Von Julia Giertz
Stuttgart. Ministerpräsident Winfried Kretschmann (Grüne) dringt auf Konsens der Bundesländer im Kampf gegen die Corona-Pandemie. Deshalb habe er eine Änderung des bestehenden Beherbergungsverbotes zugunsten von Geschäftsreisenden aus Risikogebieten mit Blick auf ein Treffen von Kanzlerin Angela Merkel (CDU) und den Ministerpräsidenten auf Eis gelegt, sagte er am Dienstag in Stuttgart. Es mache keinen Sinn, die beabsichtigte Ausnahme für Dienstreisen gleich nach der Zusammenkunft womöglich wieder modifizieren zu müssen. Unter den Bundesländern ist das Beherbergungsverbot sehr umstritten.
Kretschmann sprach von einem "gigantischen Aufreger-Thema". Er gab auch zu bedenken, dass das Virus nicht zwischen Geschäftsreisenden und Urlaubern unterscheide. Sofern sich die Lage nicht sehr unterschiedlich darstelle, plädiere er für eine bundesweit einheitliche Regelung. "Sonst haben die Leute damit Probleme."
Merkel hat die Regierungschefs für diesen Mittwoch nach Berlin eingeladen. Er sei davon überrascht gewesen, sagte Kretschmann. Aber im persönlichen Kontakt könne man anders mit Dissonanzen umgehen als über Videoschalten. Das Wort der Kanzlerin habe großes Gewicht.
Eine Übernachtung in Hotels oder Pensionen im Südwesten ist Menschen aus Risikogebieten – seien es Urlauber oder Geschäftsreisende – derzeit nur erlaubt, wenn sie einen negativen Corona-Test vorlegen können, der nicht älter als 48 Stunden ist. Als Risikogebiete gelten Städte oder Landkreise, in denen es in den vergangenen sieben Tagen mehr als 50 Neuinfektionen mit dem Coronavirus pro 100.000 Einwohner gab.
Die Diskussion um die bereits seit Monaten bestehende Regelung ist jetzt dadurch angeheizt worden, dass immer mehr Städte und Regionen den kritischen Wert überschreiten und ihre Bürger konkret betroffen sind. Im Südwesten sind es die Landeshauptstadt Stuttgart und der Landkreis Esslingen.
Das Gastgewerbe im Südwesten findet das Beherbergungsverbot für Menschen aus Risikogebieten unsinnig, unpraktikabel und unverhältnismäßig. Damit werde eine bereits gebeutelte Branche massiv geschädigt, sagte ein Sprecher des Deutschen Hotel- und Gaststättenverbandes Baden-Württemberg am Dienstag in Stuttgart. "Das was noch funktioniert, wird nun auch noch kaputt gemacht – das ist ein Lockdown durch die Hintertür".

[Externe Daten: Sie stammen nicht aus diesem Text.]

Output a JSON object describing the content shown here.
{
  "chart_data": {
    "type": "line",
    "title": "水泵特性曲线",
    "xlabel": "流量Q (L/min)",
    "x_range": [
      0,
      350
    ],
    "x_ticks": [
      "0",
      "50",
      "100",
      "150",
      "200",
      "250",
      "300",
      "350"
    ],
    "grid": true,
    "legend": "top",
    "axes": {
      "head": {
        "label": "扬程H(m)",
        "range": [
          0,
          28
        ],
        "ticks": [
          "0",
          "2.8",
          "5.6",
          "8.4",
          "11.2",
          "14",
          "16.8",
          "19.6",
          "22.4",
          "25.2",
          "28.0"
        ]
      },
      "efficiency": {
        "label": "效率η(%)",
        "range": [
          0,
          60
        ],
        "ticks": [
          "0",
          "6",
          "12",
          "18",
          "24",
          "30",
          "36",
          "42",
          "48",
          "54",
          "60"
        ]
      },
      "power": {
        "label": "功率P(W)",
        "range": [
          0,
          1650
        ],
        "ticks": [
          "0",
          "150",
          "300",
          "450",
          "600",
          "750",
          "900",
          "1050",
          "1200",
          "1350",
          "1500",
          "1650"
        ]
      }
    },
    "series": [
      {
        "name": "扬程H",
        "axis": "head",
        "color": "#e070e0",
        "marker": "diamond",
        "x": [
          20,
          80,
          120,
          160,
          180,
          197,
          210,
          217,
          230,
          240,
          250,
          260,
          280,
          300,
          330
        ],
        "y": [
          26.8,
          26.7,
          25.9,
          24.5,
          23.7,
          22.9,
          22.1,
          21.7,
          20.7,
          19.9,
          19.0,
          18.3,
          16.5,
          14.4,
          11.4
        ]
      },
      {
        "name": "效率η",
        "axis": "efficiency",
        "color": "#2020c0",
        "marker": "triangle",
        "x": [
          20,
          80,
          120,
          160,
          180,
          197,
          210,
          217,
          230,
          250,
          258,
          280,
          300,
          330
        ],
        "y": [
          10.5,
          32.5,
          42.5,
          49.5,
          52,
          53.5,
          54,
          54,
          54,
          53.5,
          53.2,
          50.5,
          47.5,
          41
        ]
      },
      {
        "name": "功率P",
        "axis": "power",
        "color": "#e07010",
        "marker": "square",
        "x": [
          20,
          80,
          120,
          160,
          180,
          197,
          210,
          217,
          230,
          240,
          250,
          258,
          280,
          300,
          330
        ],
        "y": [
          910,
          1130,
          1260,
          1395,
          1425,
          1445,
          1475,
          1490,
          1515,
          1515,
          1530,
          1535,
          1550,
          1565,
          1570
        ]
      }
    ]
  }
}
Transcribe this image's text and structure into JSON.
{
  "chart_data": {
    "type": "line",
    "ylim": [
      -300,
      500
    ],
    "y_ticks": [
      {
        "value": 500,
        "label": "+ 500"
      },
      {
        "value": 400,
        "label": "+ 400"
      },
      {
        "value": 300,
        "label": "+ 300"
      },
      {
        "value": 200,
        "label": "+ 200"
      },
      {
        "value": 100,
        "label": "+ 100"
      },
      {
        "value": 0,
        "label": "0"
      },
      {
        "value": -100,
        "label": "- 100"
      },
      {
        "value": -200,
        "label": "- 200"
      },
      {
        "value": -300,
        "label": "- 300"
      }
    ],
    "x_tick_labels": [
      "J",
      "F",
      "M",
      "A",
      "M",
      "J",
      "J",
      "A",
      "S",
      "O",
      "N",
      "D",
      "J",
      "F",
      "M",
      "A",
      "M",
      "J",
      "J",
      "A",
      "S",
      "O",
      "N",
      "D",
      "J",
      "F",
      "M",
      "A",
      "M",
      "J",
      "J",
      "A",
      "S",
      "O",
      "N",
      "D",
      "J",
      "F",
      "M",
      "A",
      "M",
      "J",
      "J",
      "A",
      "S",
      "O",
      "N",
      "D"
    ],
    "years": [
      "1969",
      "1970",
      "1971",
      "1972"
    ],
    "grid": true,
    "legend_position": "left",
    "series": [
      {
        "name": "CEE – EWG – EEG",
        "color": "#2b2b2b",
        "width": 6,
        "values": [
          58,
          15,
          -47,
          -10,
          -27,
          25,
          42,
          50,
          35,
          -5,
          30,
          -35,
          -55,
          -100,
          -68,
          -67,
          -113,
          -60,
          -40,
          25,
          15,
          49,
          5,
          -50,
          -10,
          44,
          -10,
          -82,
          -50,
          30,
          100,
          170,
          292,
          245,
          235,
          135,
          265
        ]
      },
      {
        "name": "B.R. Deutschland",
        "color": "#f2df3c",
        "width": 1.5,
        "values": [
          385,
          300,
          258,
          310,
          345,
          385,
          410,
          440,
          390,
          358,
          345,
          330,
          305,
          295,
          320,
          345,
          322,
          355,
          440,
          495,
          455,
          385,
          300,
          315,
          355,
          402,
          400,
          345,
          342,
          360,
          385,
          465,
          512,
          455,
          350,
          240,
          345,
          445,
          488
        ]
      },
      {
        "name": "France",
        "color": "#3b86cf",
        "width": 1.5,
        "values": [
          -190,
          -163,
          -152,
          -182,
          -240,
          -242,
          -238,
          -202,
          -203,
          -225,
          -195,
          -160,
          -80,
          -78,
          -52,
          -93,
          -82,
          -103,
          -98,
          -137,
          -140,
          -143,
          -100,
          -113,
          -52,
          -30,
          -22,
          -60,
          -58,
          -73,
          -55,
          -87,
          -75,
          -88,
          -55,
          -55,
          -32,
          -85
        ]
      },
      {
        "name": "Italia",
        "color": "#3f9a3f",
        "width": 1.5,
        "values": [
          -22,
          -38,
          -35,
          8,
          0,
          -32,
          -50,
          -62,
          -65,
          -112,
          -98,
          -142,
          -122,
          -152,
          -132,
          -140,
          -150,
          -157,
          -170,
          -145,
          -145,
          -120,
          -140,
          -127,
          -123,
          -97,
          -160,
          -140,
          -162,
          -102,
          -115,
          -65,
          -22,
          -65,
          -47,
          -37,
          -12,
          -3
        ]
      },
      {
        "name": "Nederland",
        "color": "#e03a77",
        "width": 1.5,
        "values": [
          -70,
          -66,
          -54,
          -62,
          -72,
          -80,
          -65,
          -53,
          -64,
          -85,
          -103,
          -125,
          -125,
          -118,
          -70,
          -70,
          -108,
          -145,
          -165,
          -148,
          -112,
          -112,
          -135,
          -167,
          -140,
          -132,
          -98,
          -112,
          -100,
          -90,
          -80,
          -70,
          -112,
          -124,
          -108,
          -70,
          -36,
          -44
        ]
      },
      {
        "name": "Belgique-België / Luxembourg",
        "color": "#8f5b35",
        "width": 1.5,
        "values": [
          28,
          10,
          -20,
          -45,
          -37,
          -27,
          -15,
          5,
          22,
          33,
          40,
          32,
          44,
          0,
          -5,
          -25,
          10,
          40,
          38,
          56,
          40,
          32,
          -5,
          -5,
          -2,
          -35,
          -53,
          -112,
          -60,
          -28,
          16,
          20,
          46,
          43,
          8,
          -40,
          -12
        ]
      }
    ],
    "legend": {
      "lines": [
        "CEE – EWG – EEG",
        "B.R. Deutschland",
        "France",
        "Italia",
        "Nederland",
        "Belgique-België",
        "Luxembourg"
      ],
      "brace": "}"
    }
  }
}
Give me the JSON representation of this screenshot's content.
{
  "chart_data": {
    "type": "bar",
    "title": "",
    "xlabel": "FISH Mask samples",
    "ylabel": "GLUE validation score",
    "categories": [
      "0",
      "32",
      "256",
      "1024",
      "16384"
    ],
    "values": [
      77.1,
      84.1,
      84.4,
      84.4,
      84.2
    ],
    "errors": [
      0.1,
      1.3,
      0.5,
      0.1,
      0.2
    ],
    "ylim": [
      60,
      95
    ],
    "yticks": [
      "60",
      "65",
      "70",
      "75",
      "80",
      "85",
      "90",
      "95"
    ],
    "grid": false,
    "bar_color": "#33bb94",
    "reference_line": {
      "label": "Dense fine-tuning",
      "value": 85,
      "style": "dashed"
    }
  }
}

Es sei nicht einzusehen, dass Menschen aus Risikogebieten sich in anderen Orten den ganzen Tag aufhalten, aber nicht im Hotel übernachten dürften. Zudem seien Hotelübernachtungen bislang nicht als Ansteckungsherde bekannt geworden und es sei nicht untersagt, etwa bei Freunden zu schlafen. Ungeklärt sei auch, wie der Hotelier mit einem Gast aus einem Gebiet umgehen soll, wo erst am Anreisetag der kritische Wert überschritten wird. "Soll er ihn dann unter die Brücke schicken?", so der Sprecher.
Die beiden CDU-Minister Nicole Hoffmeister-Kraut (Wirtschaft) und Guido Wolf (Tourismus) hatten ebenfalls dafür plädiert, zumindest das Verbot für Geschäftsreisende zu kippen. Die Regelung sei im Südwesten zu einer Zeit eingeführt worden, als es nur wenige Risikogebiete gab, sagte Wolf. Auch er sagte, das Verbot werde für die Hotels zu einem "Lockdown durch die Hintertür".
Der Maschinenbauerverband VDMA warnte vor negativen Auswirkungen auf die Wirtschaft. "Alle, die beruflich unterwegs sind, müssen von präventiven Reisebeschränkungen ausgenommen werden", forderte VDMA-Hauptgeschäftsführer Thilo Brodtmann am Dienstag. "Denn ein Übernachtungsverbot für Geschäftsreisende und Monteure wäre gleichbedeutend mit einem Shutdown von Teilen der Wirtschaft."